Case Studies
Future Combat Air Sensor Fusion
Situation: Leonardo were looking to explore novel approaches to sensor fusion to inform the sixth generation Global Combat Air Programme.
Problem: The GCAP concept calls for a connected mix of crewed and uncrewed air platforms carrying a diverse array of sensors and operating in dynamic mission profiles. Understanding the vast quantities of data collected to present pilots with actionable insight is a significant challenge.
Solution: We explored a wide range of multi-platform, multi-sensor fusion architectures and techniques, assessing relative target classification performance. We also explored the non-functional properties of the architectures to expose the trade space across the GCAP systems of systems, and the implications for future capability generation.
Explanation: Fusion can be performed on data extracted at various points in the processing pipeline. This could be raw sensor output, intermediate features or single modality classifications.
Our work explored the relative classification performance of fusing different levels of information.
Pure performance cannot be the only consideration for deployable capability. What are the computational and datalink requirements of an architecture? How robust is it to failure or changes in platform availability? These were just some of the trade-offs we sought to highlight.
Neurosymbolic Person Re-ID
Situation: Our customer was interested in how to find and maintain a track on a person of interest within a crowd from a UAV.
Problem: Due to the dynamic, aerial nature of UAVs, re-ID is a difficult task.
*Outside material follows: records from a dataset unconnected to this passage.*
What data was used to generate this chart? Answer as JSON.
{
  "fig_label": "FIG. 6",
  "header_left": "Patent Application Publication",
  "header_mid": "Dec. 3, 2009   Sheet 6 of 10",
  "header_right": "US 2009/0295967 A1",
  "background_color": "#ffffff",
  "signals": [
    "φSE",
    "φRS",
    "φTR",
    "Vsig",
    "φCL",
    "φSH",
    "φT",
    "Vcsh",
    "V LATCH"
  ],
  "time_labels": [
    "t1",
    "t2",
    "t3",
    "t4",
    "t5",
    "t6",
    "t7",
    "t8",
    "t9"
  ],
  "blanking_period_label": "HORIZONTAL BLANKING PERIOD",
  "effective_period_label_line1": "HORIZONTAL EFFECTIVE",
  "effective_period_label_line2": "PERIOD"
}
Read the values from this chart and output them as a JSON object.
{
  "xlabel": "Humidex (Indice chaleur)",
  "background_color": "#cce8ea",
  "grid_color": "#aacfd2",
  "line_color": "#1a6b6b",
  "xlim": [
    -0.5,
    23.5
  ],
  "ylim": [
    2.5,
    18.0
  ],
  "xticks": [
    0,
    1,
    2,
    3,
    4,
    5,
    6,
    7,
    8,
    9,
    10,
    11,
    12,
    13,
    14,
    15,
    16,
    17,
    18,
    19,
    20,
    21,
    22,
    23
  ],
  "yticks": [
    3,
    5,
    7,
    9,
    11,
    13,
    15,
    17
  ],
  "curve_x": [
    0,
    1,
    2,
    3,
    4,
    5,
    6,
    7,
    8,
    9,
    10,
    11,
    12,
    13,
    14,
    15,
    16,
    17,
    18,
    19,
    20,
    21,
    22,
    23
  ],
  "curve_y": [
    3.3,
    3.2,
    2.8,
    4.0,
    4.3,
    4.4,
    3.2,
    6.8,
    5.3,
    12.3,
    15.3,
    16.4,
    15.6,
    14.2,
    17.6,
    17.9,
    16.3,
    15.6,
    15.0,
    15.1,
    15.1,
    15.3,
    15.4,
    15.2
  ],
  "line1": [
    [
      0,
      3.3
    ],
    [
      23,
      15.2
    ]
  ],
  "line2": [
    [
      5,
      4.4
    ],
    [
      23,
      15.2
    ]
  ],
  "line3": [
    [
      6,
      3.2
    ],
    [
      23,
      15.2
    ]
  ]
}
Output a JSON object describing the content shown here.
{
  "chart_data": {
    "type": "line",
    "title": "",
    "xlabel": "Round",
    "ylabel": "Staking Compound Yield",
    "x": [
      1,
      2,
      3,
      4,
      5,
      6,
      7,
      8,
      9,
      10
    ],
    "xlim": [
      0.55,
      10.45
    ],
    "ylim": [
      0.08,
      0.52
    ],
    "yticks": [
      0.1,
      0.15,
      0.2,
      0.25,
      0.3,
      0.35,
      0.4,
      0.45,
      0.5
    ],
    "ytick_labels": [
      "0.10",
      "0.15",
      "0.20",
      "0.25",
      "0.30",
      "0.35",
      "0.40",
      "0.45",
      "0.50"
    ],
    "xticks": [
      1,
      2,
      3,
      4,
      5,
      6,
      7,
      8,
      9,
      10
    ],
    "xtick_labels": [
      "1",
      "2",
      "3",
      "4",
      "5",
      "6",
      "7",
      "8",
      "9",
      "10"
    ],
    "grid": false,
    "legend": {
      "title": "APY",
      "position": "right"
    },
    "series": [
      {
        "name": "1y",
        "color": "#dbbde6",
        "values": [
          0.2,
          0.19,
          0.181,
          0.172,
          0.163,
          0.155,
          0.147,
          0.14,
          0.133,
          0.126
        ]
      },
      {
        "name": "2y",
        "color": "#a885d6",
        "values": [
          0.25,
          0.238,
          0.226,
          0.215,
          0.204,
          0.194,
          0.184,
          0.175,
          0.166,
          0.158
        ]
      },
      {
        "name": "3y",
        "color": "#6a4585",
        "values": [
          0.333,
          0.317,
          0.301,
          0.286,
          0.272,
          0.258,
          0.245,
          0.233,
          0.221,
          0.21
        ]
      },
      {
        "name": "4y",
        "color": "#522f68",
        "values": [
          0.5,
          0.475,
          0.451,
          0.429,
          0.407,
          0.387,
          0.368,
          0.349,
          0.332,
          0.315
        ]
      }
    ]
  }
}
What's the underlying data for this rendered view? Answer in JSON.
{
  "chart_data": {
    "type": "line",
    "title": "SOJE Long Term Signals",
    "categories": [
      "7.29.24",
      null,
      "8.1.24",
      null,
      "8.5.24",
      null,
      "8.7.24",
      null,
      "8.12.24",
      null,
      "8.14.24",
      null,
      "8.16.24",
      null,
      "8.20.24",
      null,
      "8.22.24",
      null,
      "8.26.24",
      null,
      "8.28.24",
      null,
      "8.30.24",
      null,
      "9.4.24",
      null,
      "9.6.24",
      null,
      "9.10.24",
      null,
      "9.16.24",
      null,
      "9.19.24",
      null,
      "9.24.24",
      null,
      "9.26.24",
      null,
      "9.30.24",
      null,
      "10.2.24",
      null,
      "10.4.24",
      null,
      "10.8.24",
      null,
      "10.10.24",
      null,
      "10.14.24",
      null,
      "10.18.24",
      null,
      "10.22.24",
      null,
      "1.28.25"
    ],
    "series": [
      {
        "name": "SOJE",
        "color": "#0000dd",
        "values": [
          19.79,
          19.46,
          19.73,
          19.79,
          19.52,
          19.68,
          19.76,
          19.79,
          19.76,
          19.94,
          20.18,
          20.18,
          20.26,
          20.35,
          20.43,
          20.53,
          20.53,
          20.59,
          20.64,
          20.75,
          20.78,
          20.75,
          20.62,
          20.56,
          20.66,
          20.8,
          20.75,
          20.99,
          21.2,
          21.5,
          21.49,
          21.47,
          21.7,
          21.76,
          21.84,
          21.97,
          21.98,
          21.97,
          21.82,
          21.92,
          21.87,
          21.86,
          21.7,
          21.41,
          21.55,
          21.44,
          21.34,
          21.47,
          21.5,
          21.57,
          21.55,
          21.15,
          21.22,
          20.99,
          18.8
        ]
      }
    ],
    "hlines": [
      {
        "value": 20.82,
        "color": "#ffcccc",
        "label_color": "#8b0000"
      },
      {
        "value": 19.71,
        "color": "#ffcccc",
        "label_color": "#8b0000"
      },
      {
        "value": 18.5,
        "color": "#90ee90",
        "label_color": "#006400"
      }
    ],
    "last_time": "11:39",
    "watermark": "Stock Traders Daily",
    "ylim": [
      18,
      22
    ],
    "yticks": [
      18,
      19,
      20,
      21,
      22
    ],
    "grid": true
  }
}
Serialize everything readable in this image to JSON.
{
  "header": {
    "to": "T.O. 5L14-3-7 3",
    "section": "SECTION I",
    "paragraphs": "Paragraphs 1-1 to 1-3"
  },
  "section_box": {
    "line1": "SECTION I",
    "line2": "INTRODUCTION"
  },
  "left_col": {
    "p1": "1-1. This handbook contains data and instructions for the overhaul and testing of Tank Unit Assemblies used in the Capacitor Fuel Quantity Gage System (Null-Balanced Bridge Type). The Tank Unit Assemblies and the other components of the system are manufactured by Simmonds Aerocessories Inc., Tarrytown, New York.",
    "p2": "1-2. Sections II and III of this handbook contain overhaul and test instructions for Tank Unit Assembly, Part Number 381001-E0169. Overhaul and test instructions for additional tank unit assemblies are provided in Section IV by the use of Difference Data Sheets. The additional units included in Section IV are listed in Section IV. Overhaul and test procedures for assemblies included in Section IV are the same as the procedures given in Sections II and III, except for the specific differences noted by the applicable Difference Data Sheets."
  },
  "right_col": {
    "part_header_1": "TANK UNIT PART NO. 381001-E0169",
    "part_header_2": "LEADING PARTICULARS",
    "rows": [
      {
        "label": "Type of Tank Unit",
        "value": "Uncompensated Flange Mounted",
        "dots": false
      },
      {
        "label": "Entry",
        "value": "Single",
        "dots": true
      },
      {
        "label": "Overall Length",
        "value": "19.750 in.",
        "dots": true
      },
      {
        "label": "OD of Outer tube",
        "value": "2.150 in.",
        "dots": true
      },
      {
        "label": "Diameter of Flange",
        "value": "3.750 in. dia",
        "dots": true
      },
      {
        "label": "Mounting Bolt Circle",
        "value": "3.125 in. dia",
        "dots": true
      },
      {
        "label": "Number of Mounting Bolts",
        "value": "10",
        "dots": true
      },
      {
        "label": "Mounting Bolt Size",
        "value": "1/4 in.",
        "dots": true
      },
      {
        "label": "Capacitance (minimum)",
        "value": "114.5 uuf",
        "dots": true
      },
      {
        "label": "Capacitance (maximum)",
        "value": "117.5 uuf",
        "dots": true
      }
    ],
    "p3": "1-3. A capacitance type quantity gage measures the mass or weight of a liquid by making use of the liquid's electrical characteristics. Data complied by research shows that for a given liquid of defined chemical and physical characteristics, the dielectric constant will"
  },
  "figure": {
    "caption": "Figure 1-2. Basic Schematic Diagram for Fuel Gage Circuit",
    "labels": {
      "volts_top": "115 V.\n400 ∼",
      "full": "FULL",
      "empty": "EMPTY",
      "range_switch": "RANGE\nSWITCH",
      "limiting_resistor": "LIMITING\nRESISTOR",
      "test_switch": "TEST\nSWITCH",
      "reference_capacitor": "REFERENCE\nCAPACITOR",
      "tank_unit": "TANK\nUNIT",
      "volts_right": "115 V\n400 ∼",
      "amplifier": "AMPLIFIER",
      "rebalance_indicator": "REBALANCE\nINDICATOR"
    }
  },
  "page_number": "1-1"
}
No single computer vision model provides a robust solution to the challenge.
Result: In testing, our system significantly outperformed the component models, identifying people of interest with very few false positives.
Explanation: We quickly developed an MVP for the customer to test individual components, then worked with them in an Agile manner to focus on those that showed most promise.
We collected several bespoke datasets to train models and test against, filling gaps in the open source datasets.
Due to the multimodal nature of the models, we can use different input triggers – we can use a picture of a person from that day, a text description of them, or an archive photo of their face.
The system is designed to be extensible, allowing for models to be added or removed to fit the task at hand.
LLM Content Detection
Situation: Dstl looked to find ways to distinguish LLM and human generated content in media and social media.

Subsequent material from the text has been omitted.